Following presentations of data indicating there are differences in tinkering style (including tinkering with computers and computer games) between girls and boys, Professor Cassell noted that "gender is highly context-dependent" and urged educators and software developers to "design so people can use technology to discover who they are and what they want to be in the richest way possible."

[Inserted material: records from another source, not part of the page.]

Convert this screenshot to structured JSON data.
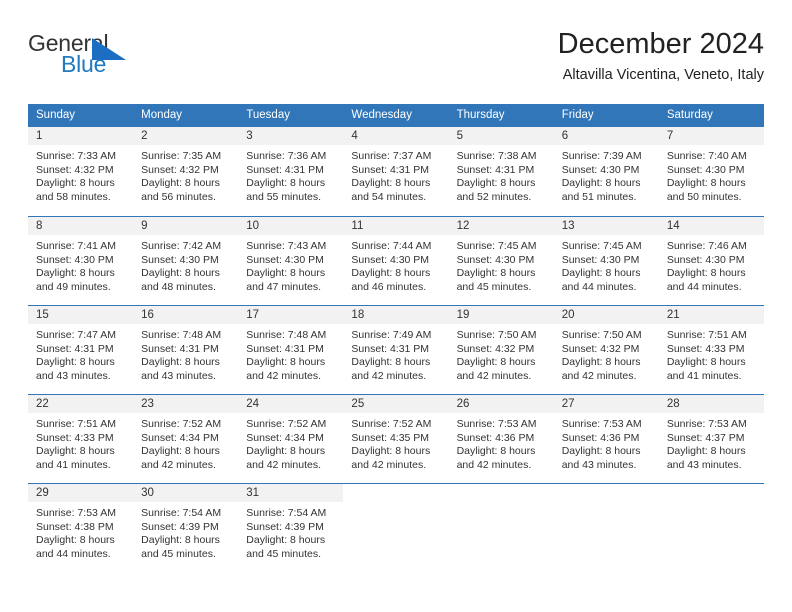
{
  "brand": {
    "name_part1": "General",
    "name_part2": "Blue",
    "triangle_icon": "triangle-icon",
    "accent_color": "#1b6ec2",
    "header_color": "#3076b8"
  },
  "header": {
    "title": "December 2024",
    "subtitle": "Altavilla Vicentina, Veneto, Italy"
  },
  "weekdays": [
    "Sunday",
    "Monday",
    "Tuesday",
    "Wednesday",
    "Thursday",
    "Friday",
    "Saturday"
  ],
  "weeks": [
    [
      {
        "day": "1",
        "sunrise": "Sunrise: 7:33 AM",
        "sunset": "Sunset: 4:32 PM",
        "daylight1": "Daylight: 8 hours",
        "daylight2": "and 58 minutes."
      },
      {
        "day": "2",
        "sunrise": "Sunrise: 7:35 AM",
        "sunset": "Sunset: 4:32 PM",
        "daylight1": "Daylight: 8 hours",
        "daylight2": "and 56 minutes."
      },
      {
        "day": "3",
        "sunrise": "Sunrise: 7:36 AM",
        "sunset": "Sunset: 4:31 PM",
        "daylight1": "Daylight: 8 hours",
        "daylight2": "and 55 minutes."
      },
      {
        "day": "4",
        "sunrise": "Sunrise: 7:37 AM",
        "sunset": "Sunset: 4:31 PM",
        "daylight1": "Daylight: 8 hours",
        "daylight2": "and 54 minutes."
      },
      {
        "day": "5",
        "sunrise": "Sunrise: 7:38 AM",
        "sunset": "Sunset: 4:31 PM",
        "daylight1": "Daylight: 8 hours",
        "daylight2": "and 52 minutes."
      },
      {
        "day": "6",
        "sunrise": "Sunrise: 7:39 AM",
        "sunset": "Sunset: 4:30 PM",
        "daylight1": "Daylight: 8 hours",
        "daylight2": "and 51 minutes."
      },
      {
        "day": "7",
        "sunrise": "Sunrise: 7:40 AM",
        "sunset": "Sunset: 4:30 PM",
        "daylight1": "Daylight: 8 hours",
        "daylight2": "and 50 minutes."
      }
    ],
    [
      {
        "day": "8",
        "sunrise": "Sunrise: 7:41 AM",
        "sunset": "Sunset: 4:30 PM",
        "daylight1": "Daylight: 8 hours",
        "daylight2": "and 49 minutes."
      },
      {
        "day": "9",
        "sunrise": "Sunrise: 7:42 AM",
        "sunset": "Sunset: 4:30 PM",
        "daylight1": "Daylight: 8 hours",
        "daylight2": "and 48 minutes."
      },
      {
        "day": "10",
        "sunrise": "Sunrise: 7:43 AM",
        "sunset": "Sunset: 4:30 PM",
        "daylight1": "Daylight: 8 hours",
        "daylight2": "and 47 minutes."
      },
      {
        "day": "11",
        "sunrise": "Sunrise: 7:44 AM",
        "sunset": "Sunset: 4:30 PM",
        "daylight1": "Daylight: 8 hours",
        "daylight2": "and 46 minutes."
      },
      {
        "day": "12",
        "sunrise": "Sunrise: 7:45 AM",
        "sunset": "Sunset: 4:30 PM",
        "daylight1": "Daylight: 8 hours",
        "daylight2": "and 45 minutes."
      },
      {
        "day": "13",
        "sunrise": "Sunrise: 7:45 AM",
        "sunset": "Sunset: 4:30 PM",
        "daylight1": "Daylight: 8 hours",
        "daylight2": "and 44 minutes."
      },
      {
        "day": "14",
        "sunrise": "Sunrise: 7:46 AM",
        "sunset": "Sunset: 4:30 PM",
        "daylight1": "Daylight: 8 hours",
        "daylight2": "and 44 minutes."
      }
    ],
    [
      {
        "day": "15",
        "sunrise": "Sunrise: 7:47 AM",
        "sunset": "Sunset: 4:31 PM",
        "daylight1": "Daylight: 8 hours",
        "daylight2": "and 43 minutes."
      },
      {
        "day": "16",
        "sunrise": "Sunrise: 7:48 AM",
        "sunset": "Sunset: 4:31 PM",
        "daylight1": "Daylight: 8 hours",
        "daylight2": "and 43 minutes."
      },
      {
        "day": "17",
        "sunrise": "Sunrise: 7:48 AM",
        "sunset": "Sunset: 4:31 PM",
        "daylight1": "Daylight: 8 hours",
        "daylight2": "and 42 minutes."
      },
      {
        "day": "18",
        "sunrise": "Sunrise: 7:49 AM",
        "sunset": "Sunset: 4:31 PM",
        "daylight1": "Daylight: 8 hours",
        "daylight2": "and 42 minutes."
      },
      {
        "day": "19",
        "sunrise": "Sunrise: 7:50 AM",
        "sunset": "Sunset: 4:32 PM",
        "daylight1": "Daylight: 8 hours",
        "daylight2": "and 42 minutes."
      },
      {
        "day": "20",
        "sunrise": "Sunrise: 7:50 AM",
        "sunset": "Sunset: 4:32 PM",
        "daylight1": "Daylight: 8 hours",
        "daylight2": "and 42 minutes."
      },
      {
        "day": "21",
        "sunrise": "Sunrise: 7:51 AM",
        "sunset": "Sunset: 4:33 PM",
        "daylight1": "Daylight: 8 hours",
        "daylight2": "and 41 minutes."
      }
    ],
    [
      {
        "day": "22",
        "sunrise": "Sunrise: 7:51 AM",
        "sunset": "Sunset: 4:33 PM",
        "daylight1": "Daylight: 8 hours",
        "daylight2": "and 41 minutes."
      },
      {
        "day": "23",
        "sunrise": "Sunrise: 7:52 AM",
        "sunset": "Sunset: 4:34 PM",
        "daylight1": "Daylight: 8 hours",
        "daylight2": "and 42 minutes."
      },
      {
        "day": "24",
        "sunrise": "Sunrise: 7:52 AM",
        "sunset": "Sunset: 4:34 PM",
        "daylight1": "Daylight: 8 hours",
        "daylight2": "and 42 minutes."
      },
      {
        "day": "25",
        "sunrise": "Sunrise: 7:52 AM",
        "sunset": "Sunset: 4:35 PM",
        "daylight1": "Daylight: 8 hours",
        "daylight2": "and 42 minutes."
      },
      {
        "day": "26",
        "sunrise": "Sunrise: 7:53 AM",
        "sunset": "Sunset: 4:36 PM",
        "daylight1": "Daylight: 8 hours",
        "daylight2": "and 42 minutes."
      },
      {
        "day": "27",
        "sunrise": "Sunrise: 7:53 AM",
        "sunset": "Sunset: 4:36 PM",
        "daylight1": "Daylight: 8 hours",
        "daylight2": "and 43 minutes."
      },
      {
        "day": "28",
        "sunrise": "Sunrise: 7:53 AM",
        "sunset": "Sunset: 4:37 PM",
        "daylight1": "Daylight: 8 hours",
        "daylight2": "and 43 minutes."
      }
    ],
    [
      {
        "day": "29",
        "sunrise": "Sunrise: 7:53 AM",
        "sunset": "Sunset: 4:38 PM",
        "daylight1": "Daylight: 8 hours",
        "daylight2": "and 44 minutes."
      },
      {
        "day": "30",
        "sunrise": "Sunrise: 7:54 AM",
        "sunset": "Sunset: 4:39 PM",
        "daylight1": "Daylight: 8 hours",
        "daylight2": "and 45 minutes."
      },
      {
        "day": "31",
        "sunrise": "Sunrise: 7:54 AM",
        "sunset": "Sunset: 4:39 PM",
        "daylight1": "Daylight: 8 hours",
        "daylight2": "and 45 minutes."
      },
      {
        "day": "",
        "sunrise": "",
        "sunset": "",
        "daylight1": "",
        "daylight2": ""
      },
      {
        "day": "",
        "sunrise": "",
        "sunset": "",
        "daylight1": "",
        "daylight2": ""
      },
      {
        "day": "",
        "sunrise": "",
        "sunset": "",
        "daylight1": "",
        "daylight2": ""
      },
      {
        "day": "",
        "sunrise": "",
        "sunset": "",
        "daylight1": "",
        "daylight2": ""
      }
    ]
  ]
}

Children from elementary through high school age literally waded in the stuff of which inventions are made all over the Media Lab and especially in an area called the Construction Zone. Two seven-year-old boys found themselves knee-deep in LEGOs in one corner, while a circular table of feathers, tubing, pipe cleaners and glue got some attention from the "Make Your Own Mechanical Toy" crowd. Teenaged boys "walked" their newly programmed LEGO mind-doggies. And everywhere was the gentle pulse of invention within a community space: "Have you got any twirly things? I need more wheels! Seen any of these? Hey -- are you using that? Can I try it?"

MindFest is organized by the Epistemology and Learning Group and the Okawa Center at the Media Lab.

A version of this article appeared in MIT Tech Talk on October 27, 1999.